The above examples demonstrate the controllability of our model. On the other hand, in the examples mentioned above, several incoherent stories tell us that although the model performs well in emotion control, it still needs to be improved in coherence.

5. Conclusion

Traditional story generation models can only generate stories with one specific emotion and lack coherence. In this paper, we propose a model called K-GuCCI, which can generate more vivid and coherent stories under controllable conditions. We take the three psychological state theories as our controllable conditions and design a character psychological state controller, which controls the psychological state of multiple characters in the story. We introduce the external knowledge graph to enhance the semantic and richness of stories.

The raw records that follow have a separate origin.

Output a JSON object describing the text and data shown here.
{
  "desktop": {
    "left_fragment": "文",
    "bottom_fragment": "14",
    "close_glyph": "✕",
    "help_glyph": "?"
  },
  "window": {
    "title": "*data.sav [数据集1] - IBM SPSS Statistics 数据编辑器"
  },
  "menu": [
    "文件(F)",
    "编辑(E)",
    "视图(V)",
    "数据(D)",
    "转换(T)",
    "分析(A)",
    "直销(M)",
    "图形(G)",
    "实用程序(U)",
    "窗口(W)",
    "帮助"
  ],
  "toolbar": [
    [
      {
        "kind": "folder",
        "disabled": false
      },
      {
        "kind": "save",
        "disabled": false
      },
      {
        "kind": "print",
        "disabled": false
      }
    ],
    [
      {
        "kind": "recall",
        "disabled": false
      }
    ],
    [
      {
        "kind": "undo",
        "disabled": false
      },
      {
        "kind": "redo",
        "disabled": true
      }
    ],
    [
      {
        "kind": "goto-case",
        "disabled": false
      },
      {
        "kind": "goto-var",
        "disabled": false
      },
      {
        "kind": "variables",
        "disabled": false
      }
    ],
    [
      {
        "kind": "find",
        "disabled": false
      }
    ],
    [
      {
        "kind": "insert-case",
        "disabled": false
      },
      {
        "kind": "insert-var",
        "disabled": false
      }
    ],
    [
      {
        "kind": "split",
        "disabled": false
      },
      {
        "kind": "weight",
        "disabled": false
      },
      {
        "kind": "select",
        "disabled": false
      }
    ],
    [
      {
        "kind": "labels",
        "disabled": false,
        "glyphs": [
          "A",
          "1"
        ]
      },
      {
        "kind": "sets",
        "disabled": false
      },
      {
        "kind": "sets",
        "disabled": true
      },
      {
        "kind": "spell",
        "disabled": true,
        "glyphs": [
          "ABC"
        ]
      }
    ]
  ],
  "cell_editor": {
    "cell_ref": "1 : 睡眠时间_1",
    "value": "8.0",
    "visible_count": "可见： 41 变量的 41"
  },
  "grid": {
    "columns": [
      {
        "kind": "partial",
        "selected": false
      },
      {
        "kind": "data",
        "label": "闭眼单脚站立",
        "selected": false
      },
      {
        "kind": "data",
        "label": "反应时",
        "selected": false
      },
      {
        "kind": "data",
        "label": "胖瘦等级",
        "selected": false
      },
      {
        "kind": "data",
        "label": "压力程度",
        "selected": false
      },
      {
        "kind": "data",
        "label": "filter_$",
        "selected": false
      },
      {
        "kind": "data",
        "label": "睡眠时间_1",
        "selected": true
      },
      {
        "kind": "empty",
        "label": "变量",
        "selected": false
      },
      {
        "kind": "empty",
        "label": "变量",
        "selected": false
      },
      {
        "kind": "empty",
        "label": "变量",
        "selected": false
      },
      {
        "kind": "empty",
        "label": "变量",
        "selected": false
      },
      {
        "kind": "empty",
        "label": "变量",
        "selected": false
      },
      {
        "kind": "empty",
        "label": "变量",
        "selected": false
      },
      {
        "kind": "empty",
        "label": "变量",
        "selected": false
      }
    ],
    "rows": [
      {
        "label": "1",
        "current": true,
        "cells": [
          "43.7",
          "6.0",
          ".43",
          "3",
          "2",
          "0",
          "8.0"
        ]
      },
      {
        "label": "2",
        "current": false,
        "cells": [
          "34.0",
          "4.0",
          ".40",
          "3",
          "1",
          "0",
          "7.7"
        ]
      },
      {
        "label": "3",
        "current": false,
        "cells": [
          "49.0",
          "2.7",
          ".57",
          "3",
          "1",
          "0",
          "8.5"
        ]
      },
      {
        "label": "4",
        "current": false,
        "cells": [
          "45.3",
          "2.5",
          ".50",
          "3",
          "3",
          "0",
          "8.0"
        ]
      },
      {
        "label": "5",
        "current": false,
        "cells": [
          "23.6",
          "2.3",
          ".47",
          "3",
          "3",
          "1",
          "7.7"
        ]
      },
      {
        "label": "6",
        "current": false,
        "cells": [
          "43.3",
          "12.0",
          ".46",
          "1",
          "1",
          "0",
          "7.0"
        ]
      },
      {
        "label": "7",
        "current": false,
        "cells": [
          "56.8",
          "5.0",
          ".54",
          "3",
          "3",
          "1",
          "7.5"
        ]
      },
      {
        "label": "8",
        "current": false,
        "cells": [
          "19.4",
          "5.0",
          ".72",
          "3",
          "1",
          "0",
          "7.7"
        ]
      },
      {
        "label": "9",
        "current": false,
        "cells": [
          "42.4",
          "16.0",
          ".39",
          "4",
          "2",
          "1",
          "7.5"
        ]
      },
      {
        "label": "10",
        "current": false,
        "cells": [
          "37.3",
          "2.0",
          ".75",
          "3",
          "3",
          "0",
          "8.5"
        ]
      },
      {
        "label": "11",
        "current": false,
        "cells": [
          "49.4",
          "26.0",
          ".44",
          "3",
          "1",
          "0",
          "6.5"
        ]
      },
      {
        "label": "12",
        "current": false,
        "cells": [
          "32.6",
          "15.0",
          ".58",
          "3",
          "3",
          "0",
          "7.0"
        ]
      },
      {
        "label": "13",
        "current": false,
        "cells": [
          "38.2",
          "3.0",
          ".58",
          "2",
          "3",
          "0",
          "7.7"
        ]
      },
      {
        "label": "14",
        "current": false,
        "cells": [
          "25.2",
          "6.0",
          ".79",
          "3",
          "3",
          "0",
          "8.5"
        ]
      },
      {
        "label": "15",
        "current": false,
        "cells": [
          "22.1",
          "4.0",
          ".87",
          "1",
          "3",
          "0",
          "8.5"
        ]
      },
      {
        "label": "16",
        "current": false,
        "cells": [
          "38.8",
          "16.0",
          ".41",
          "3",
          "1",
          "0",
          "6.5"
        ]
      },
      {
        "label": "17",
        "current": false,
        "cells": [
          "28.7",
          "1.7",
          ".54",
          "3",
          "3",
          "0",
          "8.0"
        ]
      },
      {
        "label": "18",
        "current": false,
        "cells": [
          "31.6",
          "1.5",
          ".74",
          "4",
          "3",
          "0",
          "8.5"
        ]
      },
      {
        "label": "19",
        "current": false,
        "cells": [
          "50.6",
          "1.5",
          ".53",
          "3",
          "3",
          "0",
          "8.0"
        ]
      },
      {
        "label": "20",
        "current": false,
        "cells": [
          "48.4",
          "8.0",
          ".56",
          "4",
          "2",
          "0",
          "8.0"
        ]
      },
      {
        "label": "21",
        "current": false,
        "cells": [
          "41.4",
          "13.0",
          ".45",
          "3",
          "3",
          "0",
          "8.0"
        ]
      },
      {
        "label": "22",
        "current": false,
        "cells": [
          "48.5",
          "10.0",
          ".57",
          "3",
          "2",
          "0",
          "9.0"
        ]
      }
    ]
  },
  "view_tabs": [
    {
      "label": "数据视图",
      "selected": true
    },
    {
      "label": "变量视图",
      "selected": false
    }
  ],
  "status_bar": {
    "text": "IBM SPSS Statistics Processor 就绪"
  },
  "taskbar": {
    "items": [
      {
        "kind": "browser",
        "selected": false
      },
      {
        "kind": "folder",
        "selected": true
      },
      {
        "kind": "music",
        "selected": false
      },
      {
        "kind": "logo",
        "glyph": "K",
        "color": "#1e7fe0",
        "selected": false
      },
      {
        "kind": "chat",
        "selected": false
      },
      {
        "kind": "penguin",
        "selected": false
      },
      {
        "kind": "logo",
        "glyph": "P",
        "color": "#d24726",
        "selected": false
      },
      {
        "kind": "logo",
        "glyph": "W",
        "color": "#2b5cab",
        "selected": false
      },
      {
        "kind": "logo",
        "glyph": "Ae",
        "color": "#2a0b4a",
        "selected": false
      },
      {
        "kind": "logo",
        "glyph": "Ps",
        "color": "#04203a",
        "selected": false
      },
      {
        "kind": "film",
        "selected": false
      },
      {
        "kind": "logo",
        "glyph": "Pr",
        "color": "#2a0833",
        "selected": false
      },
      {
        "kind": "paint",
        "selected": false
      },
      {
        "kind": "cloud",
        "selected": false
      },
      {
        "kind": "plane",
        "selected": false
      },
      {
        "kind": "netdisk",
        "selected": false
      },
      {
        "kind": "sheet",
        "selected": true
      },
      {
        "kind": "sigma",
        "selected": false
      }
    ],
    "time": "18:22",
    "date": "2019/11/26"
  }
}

In addition, we design an evaluation metric called AGPS to evaluate the accuracy of the generated psychological state. For future work, we will use an advanced pretrained model to generate more coherent texts. In the field of wireless communications and mobile computing, there are many applications of the recommender system, such as [3739], and the Internet technology, such as [4042]. We want to use our method to recognize users’ emotions, generate high-quality text, and serve more Internet applications.

Data Availability

The data that support the findings of this study are available at https://uwnlp.github.io/storycommonsense/.

Conflicts of Interest

The authors declare that they have no conflicts of interest.